Not everyone’s hunky-dory about meeting up with their Internet acquaintances. Yurad Here, 36, a dedicated online gamer from Rio Linda, frequents Peralta’s blog but has no interest in meeting anyone from the DG community in real time.
“I have never met anyone that I game with or communicate on myspace with in real life with the exception of a co-worker from work that is a myspace buddy also,” she explains, via e-mail of course. “I don’t think it’s important to be face-to-face with people you communicate with online. Being online is almost another dimension if you will. Most people are a bit more outspoken and extroverted online than they are in real life. … I avoid meeting people I know online because my perception of them and likeability for them may change.”
However, that so far has not been the experience of most of the blog babies who’ve attended Peralta’s gatherings. Mark, 45, a search-and-rescue commander who acts as the DG community’s president, flew in all the way from Illinois. Peralta, who says she originally suspected that only “freaks” and “stalkers” would show up for the event, claims that everyone she’s met in person so far has turned out to be at least “100 times nicer” than their online persona.
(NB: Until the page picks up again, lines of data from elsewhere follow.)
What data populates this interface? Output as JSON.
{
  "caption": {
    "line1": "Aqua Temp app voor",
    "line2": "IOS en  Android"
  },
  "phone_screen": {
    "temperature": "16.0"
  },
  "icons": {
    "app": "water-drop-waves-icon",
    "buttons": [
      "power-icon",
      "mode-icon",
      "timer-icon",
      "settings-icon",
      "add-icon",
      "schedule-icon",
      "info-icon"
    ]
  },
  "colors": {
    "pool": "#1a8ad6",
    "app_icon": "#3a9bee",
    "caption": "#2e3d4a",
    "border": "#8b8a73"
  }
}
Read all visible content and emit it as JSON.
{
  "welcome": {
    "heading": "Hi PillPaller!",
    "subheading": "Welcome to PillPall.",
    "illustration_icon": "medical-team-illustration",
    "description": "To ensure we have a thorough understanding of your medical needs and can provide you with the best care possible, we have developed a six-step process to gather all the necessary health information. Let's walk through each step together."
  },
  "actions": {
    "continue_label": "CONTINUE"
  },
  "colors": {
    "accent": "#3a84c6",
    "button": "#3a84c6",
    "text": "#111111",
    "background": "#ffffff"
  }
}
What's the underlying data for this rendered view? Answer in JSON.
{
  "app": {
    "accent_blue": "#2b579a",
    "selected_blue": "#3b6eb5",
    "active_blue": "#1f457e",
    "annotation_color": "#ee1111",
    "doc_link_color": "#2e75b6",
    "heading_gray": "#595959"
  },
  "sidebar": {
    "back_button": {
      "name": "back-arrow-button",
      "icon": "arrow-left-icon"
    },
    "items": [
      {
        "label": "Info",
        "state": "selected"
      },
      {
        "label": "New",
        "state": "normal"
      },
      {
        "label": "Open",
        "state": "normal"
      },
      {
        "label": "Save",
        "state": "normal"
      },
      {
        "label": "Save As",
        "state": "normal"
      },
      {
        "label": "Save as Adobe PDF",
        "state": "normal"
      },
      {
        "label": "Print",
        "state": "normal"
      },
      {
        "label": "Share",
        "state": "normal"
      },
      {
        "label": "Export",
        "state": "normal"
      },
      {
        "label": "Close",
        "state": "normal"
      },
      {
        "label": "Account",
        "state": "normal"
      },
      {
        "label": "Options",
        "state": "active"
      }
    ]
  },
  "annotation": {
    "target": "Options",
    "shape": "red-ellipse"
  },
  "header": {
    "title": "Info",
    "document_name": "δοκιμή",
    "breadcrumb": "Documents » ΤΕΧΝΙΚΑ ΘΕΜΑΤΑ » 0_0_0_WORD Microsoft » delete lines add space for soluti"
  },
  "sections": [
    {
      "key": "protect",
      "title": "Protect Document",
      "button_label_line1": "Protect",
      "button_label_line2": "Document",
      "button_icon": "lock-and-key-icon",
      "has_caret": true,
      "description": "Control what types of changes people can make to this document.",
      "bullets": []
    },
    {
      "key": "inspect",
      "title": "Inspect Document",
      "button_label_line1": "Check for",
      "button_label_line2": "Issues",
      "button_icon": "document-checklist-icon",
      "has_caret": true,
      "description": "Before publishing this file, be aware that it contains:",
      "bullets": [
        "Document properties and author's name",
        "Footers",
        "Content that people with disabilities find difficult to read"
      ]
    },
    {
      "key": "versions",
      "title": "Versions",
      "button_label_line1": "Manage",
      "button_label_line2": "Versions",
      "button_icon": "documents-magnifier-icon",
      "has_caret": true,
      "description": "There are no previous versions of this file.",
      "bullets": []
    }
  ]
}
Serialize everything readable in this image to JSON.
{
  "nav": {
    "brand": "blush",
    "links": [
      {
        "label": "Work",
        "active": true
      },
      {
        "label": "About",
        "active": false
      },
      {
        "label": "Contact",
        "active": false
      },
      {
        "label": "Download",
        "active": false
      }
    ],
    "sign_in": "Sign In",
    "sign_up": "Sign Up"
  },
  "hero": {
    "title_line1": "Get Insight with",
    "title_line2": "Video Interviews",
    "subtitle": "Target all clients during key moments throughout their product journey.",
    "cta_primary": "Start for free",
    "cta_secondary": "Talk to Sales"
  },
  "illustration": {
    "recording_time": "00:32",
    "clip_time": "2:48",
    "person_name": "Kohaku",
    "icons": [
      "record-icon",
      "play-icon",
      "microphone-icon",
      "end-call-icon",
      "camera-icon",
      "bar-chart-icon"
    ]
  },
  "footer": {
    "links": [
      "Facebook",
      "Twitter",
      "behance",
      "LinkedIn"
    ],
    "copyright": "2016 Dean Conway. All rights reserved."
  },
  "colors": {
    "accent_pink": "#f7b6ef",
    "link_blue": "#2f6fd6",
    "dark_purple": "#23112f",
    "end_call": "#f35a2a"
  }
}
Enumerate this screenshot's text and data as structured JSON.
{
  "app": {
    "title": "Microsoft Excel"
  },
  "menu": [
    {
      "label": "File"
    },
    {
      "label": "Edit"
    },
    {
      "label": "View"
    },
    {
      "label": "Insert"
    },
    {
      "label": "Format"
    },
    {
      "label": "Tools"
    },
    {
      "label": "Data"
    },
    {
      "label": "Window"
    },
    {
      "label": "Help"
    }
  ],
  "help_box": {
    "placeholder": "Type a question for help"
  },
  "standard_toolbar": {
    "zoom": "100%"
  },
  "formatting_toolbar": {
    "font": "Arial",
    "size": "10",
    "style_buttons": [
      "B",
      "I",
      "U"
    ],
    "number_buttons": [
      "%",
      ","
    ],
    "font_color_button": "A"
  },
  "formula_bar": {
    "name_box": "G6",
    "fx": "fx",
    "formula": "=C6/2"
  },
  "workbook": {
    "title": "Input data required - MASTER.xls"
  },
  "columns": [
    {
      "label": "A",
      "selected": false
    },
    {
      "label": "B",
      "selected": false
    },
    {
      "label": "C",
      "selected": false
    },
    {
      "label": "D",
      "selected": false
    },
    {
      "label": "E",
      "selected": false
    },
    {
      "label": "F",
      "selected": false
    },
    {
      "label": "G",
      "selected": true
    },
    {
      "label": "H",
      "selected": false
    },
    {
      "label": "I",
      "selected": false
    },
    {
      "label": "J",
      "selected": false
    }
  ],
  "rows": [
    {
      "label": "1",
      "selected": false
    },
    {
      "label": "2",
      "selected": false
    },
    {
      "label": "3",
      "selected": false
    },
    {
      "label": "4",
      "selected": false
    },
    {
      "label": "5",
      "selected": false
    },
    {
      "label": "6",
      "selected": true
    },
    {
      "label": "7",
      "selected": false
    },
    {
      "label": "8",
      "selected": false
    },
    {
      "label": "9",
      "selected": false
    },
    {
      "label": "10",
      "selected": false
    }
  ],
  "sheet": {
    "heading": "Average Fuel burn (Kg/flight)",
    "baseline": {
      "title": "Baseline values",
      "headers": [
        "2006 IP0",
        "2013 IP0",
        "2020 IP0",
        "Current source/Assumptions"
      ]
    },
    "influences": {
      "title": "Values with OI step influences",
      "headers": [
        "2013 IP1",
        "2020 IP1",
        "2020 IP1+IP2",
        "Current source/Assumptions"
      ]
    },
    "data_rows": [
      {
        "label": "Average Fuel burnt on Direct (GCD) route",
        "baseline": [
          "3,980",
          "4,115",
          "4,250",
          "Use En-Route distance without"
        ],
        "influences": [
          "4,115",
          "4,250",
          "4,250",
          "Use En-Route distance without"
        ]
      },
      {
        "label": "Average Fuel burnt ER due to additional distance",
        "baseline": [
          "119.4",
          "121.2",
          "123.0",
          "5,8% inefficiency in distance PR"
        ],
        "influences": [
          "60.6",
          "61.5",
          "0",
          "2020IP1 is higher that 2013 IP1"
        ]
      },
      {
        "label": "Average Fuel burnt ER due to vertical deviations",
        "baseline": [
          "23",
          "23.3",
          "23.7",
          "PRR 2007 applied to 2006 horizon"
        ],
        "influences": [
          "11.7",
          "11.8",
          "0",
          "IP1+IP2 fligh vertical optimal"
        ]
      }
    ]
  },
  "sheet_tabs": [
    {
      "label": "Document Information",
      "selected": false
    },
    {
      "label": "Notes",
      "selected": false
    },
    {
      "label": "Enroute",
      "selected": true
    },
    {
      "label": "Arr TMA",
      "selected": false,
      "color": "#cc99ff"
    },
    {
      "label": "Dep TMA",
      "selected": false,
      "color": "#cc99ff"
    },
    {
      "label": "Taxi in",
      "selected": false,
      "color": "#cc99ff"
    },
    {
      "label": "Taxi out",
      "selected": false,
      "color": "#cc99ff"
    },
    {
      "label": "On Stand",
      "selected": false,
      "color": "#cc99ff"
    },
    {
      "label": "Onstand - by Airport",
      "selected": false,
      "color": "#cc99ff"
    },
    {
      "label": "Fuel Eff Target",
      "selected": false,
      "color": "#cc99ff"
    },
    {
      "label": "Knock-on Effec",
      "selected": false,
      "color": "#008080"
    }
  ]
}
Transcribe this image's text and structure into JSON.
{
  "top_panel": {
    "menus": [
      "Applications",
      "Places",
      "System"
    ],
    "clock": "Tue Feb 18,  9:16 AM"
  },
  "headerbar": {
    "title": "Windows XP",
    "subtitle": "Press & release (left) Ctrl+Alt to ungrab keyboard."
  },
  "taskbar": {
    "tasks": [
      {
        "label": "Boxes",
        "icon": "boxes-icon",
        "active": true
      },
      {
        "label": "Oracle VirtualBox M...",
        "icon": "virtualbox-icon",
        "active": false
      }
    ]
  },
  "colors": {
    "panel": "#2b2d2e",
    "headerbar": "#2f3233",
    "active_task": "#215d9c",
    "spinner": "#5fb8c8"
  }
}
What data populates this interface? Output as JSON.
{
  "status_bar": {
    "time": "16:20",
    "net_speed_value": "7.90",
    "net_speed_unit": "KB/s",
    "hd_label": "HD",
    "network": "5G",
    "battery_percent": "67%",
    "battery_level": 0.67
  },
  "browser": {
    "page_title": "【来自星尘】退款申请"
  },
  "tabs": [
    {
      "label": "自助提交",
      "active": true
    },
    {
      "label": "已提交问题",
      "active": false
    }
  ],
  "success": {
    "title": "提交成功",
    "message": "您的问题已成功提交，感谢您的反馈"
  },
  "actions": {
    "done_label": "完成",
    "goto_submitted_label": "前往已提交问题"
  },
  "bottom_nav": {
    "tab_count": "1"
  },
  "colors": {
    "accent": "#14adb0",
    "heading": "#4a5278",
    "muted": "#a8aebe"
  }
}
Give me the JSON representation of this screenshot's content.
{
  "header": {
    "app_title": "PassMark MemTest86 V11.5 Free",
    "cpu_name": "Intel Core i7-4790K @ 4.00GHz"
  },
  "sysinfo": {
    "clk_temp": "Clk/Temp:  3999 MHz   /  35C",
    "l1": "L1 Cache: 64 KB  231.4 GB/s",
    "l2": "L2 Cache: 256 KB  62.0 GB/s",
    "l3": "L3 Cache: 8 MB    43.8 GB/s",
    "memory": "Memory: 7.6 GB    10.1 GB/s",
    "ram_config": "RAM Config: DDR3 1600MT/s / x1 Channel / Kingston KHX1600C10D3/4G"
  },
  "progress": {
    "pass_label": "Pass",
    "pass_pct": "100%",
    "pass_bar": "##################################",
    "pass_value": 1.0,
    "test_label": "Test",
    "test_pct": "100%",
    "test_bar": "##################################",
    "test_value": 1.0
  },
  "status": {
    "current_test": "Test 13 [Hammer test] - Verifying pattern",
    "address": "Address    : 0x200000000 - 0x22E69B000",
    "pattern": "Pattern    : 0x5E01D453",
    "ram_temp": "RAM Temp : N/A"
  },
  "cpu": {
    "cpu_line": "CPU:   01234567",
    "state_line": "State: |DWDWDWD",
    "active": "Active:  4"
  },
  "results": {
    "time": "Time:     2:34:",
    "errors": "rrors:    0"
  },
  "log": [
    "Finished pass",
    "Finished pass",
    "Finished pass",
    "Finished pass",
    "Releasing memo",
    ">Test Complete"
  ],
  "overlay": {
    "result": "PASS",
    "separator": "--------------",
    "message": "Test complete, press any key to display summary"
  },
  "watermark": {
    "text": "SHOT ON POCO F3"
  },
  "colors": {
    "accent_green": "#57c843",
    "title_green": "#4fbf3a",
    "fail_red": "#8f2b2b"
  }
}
Lisa seconds that notion.
“I was so pleased that everyone was just as I had expected,” she says. “You get to know these folks pretty well based on what they post to the blog. The personalities emerge. I think most people will say what they think online because they can hide behind the screen name. But these guys, it’s all on the table. I like that.”
Although Peralta says she’s no MySpace addict, she’s not willing to spare the blog babies such a diagnosis.
“They’re completely addicted,” she laughs. “In fact, I even put that on my front page: “welcome new blog baby … you are safe here. You have found your way to your new addic … uhmm, I mean home.”
Art, 42-year-old Rancho Cordova resident and “proud DG blog baby,” isn’t ready to leave home just yet, especially if it means quitting cold turkey.
“Quit? Are you insane?” he writes in response to an SN&R questionnaire Peralta posted on her blog. “Though I could anytime. Really! Just because I start twitching if I am away from a machine and internet access for more than 4 hours doesn’t make me an addict, does it?”